Die Gruppe begründet ihre Position auch mit der aus ihrer Sicht widersprüchlichen Gesetzeslage, wonach bei einer bereits bestehenden Schwangerschaft Spätabtreibungen bei Gefahr für die körperliche und seelische Gesundheit der Mutter möglich sind. Der Gesetzentwurf wurde zuletzt noch einmal dahingehend geändert, dass die Bundesregierung per Rechtsverordnung und mit Zustimmung des Bundesrates auch die Zahl und Zulassungsvoraussetzungen der PID-Zentren regeln soll. Mit 215 Abgeordneten hat dieser Antrag bislang die meisten Unterzeichner.

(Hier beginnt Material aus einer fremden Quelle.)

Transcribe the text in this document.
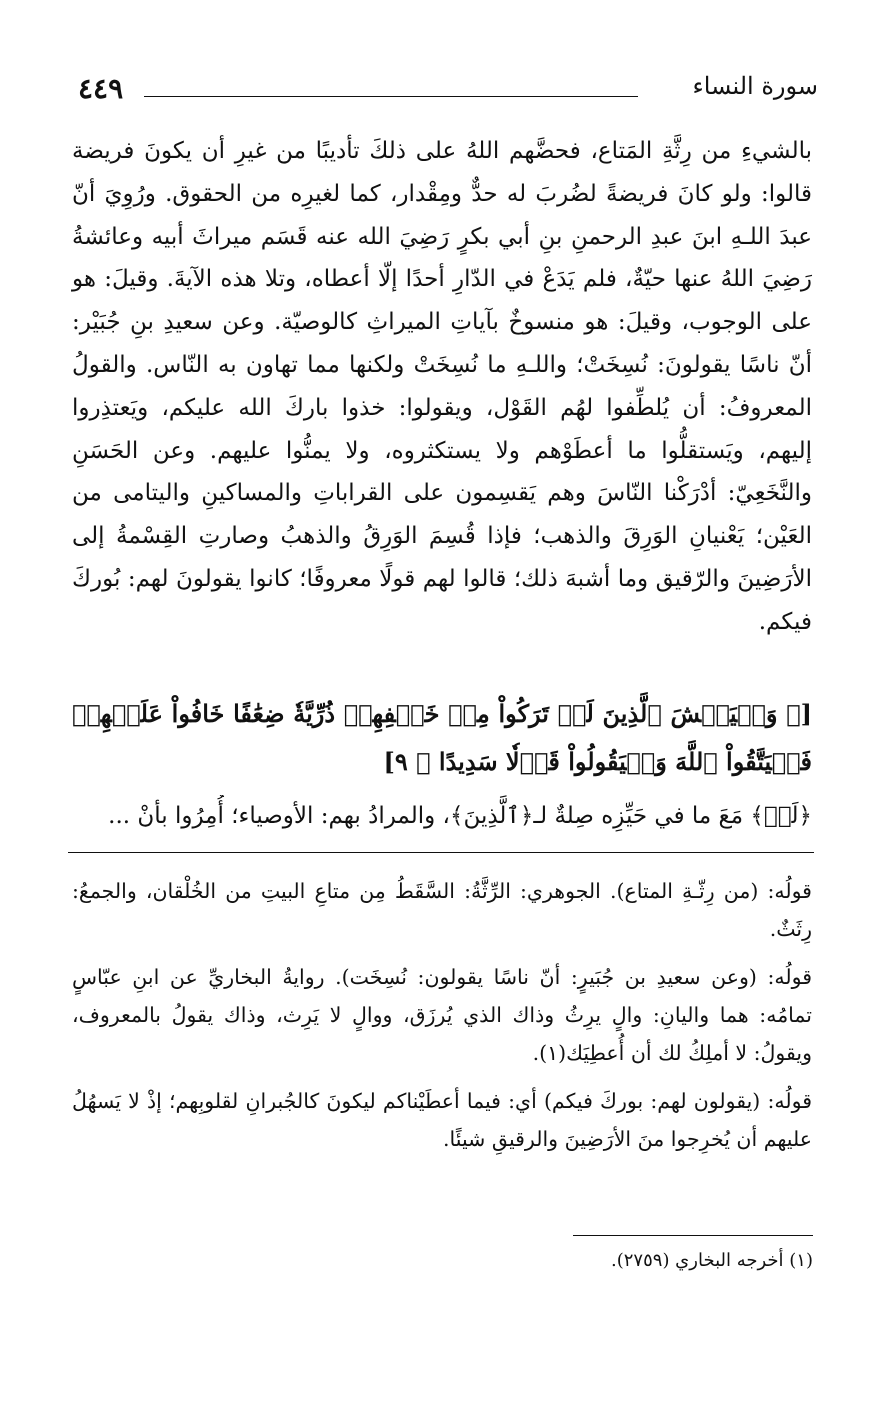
٤٤٩	سورة النساء
بالشيءِ من رِثَّةِ المَتاع، فحضَّهم اللهُ على ذلكَ تأديبًا من غيرِ أن يكونَ فريضة قالوا: ولو كانَ فريضةً لضُربَ له حدٌّ ومِقْدار، كما لغيرِه من الحقوق. ورُوِيَ أنّ عبدَ اللـهِ ابنَ عبدِ الرحمنِ بنِ أبي بكرٍ رَضِيَ الله عنه قَسَم ميراثَ أبيه وعائشةُ رَضِيَ اللهُ عنها حيّةٌ، فلم يَدَعْ في الدّارِ أحدًا إلّا أعطاه، وتلا هذه الآيةَ. وقيلَ: هو على الوجوب، وقيلَ: هو منسوخٌ بآياتِ الميراثِ كالوصيّة. وعن سعيدِ بنِ جُبَيْر: أنّ ناسًا يقولونَ: نُسِخَتْ؛ واللـهِ ما نُسِخَتْ ولكنها مما تهاون به النّاس. والقولُ المعروفُ: أن يُلطِّفوا لهُم القَوْل، ويقولوا: خذوا باركَ الله عليكم، ويَعتذِروا إليهم، ويَستقلُّوا ما أعطَوْهم ولا يستكثروه، ولا يمنُّوا عليهم. وعن الحَسَنِ والنَّخَعِيّ: أدْرَكْنا النّاسَ وهم يَقسِمون على القراباتِ والمساكينِ واليتامى من العَيْن؛ يَعْنيانِ الوَرِقَ والذهب؛ فإذا قُسِمَ الوَرِقُ والذهبُ وصارتِ القِسْمةُ إلى الأرَضِينَ والرّقيق وما أشبهَ ذلك؛ قالوا لهم قولًا معروفًا؛ كانوا يقولونَ لهم: بُوركَ فيكم.
[﴿ وَلۡيَخۡشَ ٱلَّذِينَ لَوۡ تَرَكُواْ مِنۡ خَلۡفِهِمۡ ذُرِّيَّةٗ ضِعَٰفًا خَافُواْ عَلَيۡهِمۡ فَلۡيَتَّقُواْ ٱللَّهَ وَلۡيَقُولُواْ قَوۡلٗا سَدِيدًا ﴾ ٩]
﴿لَوۡ﴾ مَعَ ما في حَيِّزِه صِلةٌ لـ﴿ٱلَّذِينَ﴾، والمرادُ بهم: الأوصياء؛ أُمِرُوا بأنْ ...

قولُه: (من رِثّـةِ المتاع). الجوهري: الرِّثَّةُ: السَّقَطُ مِن متاعِ البيتِ من الخُلْقان، والجمعُ: رِثَثٌ.

قولُه: (وعن سعيدِ بن جُبَيرٍ: أنّ ناسًا يقولون: نُسِخَت). روايةُ البخاريِّ عن ابنِ عبّاسٍ تمامُه: هما واليانِ: والٍ يرِثُ وذاك الذي يُرزَق، ووالٍ لا يَرِث، وذاك يقولُ بالمعروف، ويقولُ: لا أملِكُ لك أن أُعطِيَك(١).

قولُه: (يقولون لهم: بوركَ فيكم) أي: فيما أعطَيْناكم ليكونَ كالجُبرانِ لقلوبِهم؛ إذْ لا يَسهُلُ عليهم أن يُخرِجوا منَ الأرَضِينَ والرقيقِ شيئًا.

(١) أخرجه البخاري (٢٧٥٩).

Grundsätzliches Verbot mit Ausnahmen: Nach Ansicht der Abgeordneten Priska Hinz (Grüne), René Röspel (SPD) und Patrick Meinhardt (FDP) müssen Eltern das Risiko, dass ihr Kind im Laufe seines Lebens etwa an Mukoviszidose oder Brustkrebs erkrankt, akzeptieren. Mit ihrem Antrag setzen sie der PID deutlich engere Grenzen als der vorgenannte Entwurf. Die Tests sollen "grundsätzlich" verboten, in Ausnahmefällen aber erlaubt sein und zwar dann, wenn die erbliche Belastung der Eltern "mit hoher Wahrscheinlichkeit" dazu führen würde, dass es zu einer Fehl- oder Totgeburt kommt.
Die ursprüngliche Formulierung, wonach die PID dann erlaubt werden soll, wenn der Tod des Kindes im ersten Lebensjahr wahrscheinlich ist, wurde gestrichen. Für Röspel und seine Mitstreiter ist maßgeblich, ob ein Embryo lebensfähig ist und nicht der "Grad einer Erkrankung oder Behinderung". Ebenso wie der Antrag von Hintze/Flach/Reimann ist die vorherige Zustimmung einer Ethikkommission in jedem Einzelfall sowie ein Anspruch der Betroffenen auf Beratung vorgesehen. Bislang unterzeichneten diesen Antrag 36 Abgeordnete.